Even before Live Forever’s release, Bartees Eccentric has become a known quantity. The groundwork was laid earlier this year on his first EP, Say Goodbye to Pretty Boy, a set of covers of songs by ornate indie-rock stalwarts The National. His reverence for the source material blended with a bold reimagining of it, earning praise from frontman Matt Berninger, Hayley Williams, and even more surprisingly, Ryan Reynolds. “Uh, no, I didn’t expect any of that, at all,” Bartees says, bursting into laughter, and then giving the chaser: “Ryan Reynolds sent me a selfie this morning.” He is in a seemingly never-ending state of bewilderment, and reasonably so.


And it’s not just that Bartees’s National covers are good; they prove something. “I was really attempting to assert that the way the music industry exists — that there really are so few successful Black rock bands or Black indie bands that have had careers like The National — is a problem, considering our contributions,” he explains. “It’s, like, really fucked up.”


Julia Leiby
This idea carries over into Live Forever. On the intense “Mossblerd,” which Bartees describes because the “mission statement of the record,” he reckons with representation in not only the music scene however in life. It’s about the restrictions of genres, stressing “how key it is that contributions from Black artists in rock, and other spaces that aren’t stereotypical, are normalized.” Yet the word genre works on a larger level — “like a stereotype, almost like a role you’ve been assigned,” Bartees says — especially once he raps about the incarceration of his older brother.

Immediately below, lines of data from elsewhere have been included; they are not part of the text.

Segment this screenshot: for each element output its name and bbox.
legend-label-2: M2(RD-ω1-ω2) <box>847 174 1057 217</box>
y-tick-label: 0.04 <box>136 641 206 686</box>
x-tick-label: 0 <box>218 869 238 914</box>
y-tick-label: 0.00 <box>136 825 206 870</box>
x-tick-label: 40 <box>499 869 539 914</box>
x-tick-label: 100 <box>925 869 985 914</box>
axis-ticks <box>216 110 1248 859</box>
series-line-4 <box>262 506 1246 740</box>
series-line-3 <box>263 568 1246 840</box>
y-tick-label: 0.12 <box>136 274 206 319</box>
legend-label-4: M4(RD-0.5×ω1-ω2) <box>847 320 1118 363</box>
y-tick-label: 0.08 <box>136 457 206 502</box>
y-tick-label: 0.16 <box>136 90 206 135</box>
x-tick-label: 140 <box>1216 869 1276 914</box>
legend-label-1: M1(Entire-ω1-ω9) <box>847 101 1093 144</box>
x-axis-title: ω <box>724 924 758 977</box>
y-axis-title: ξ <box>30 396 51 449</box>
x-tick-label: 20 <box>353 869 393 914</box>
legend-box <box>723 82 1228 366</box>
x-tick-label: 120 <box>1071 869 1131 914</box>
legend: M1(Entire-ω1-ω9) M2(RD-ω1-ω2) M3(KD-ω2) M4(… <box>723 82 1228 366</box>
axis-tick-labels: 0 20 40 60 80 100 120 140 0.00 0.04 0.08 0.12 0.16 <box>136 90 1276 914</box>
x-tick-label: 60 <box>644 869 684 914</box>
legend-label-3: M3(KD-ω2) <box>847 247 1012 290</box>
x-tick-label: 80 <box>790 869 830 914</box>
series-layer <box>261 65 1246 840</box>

“If grow up and you also stay in a poor neighborhood and you’re Black,” says Bartees, “and the only things you’ve seen on TV and the only songs you’ve heard and the only examples you’ve ever seen are poor Black people or crime or horrible news stories — in my mind, they all roll up into a genre.” He laments how his nephew, his older brother’s son, is inevitably falling prey to this cycle that is essentially impossible to break: “I visualize that he’s a perfect kid and has so much to supply, yet he’s only seen what these genres tell him he is. And yes it limits him.”

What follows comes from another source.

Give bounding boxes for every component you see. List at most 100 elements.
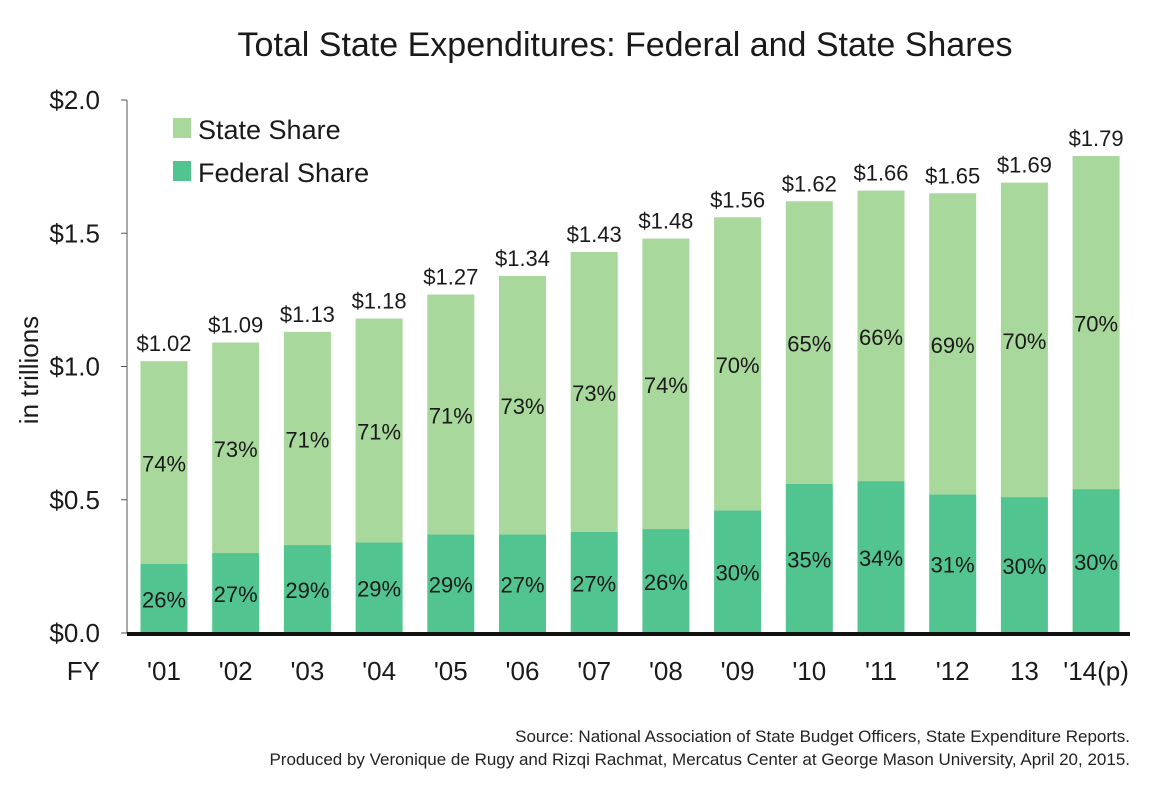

Live Forever is, in several ways, Bartees transcending the boxes he’s been put in. He learned how to engineer and produce to conquer his struggle with bringing his visions to life; he accepted his fate as an artist rather than working a stable, prestigious job that he felt pressured to hold; he is asserting his place in a music scene where he rarely sees representation. “I aspire to fly close to the sun, also, even if I flame out,” he says. The 11 tracks that make up Live Forever show Bartees in flight; he is free and ambitious, dipping in and out of indie rock, rap, and jazz — exploring as much territory as possible categorize in attempt to express himself.


“There are so several things that are so fully uncontrollable,” Bartees says, “but I feel like making this record was a physical training in learning more about who I am. I can build any world I want — whichever music, whichever art, whichever I'd like to make,” and he adds, “even if it doesn’t fit into a little bit box.”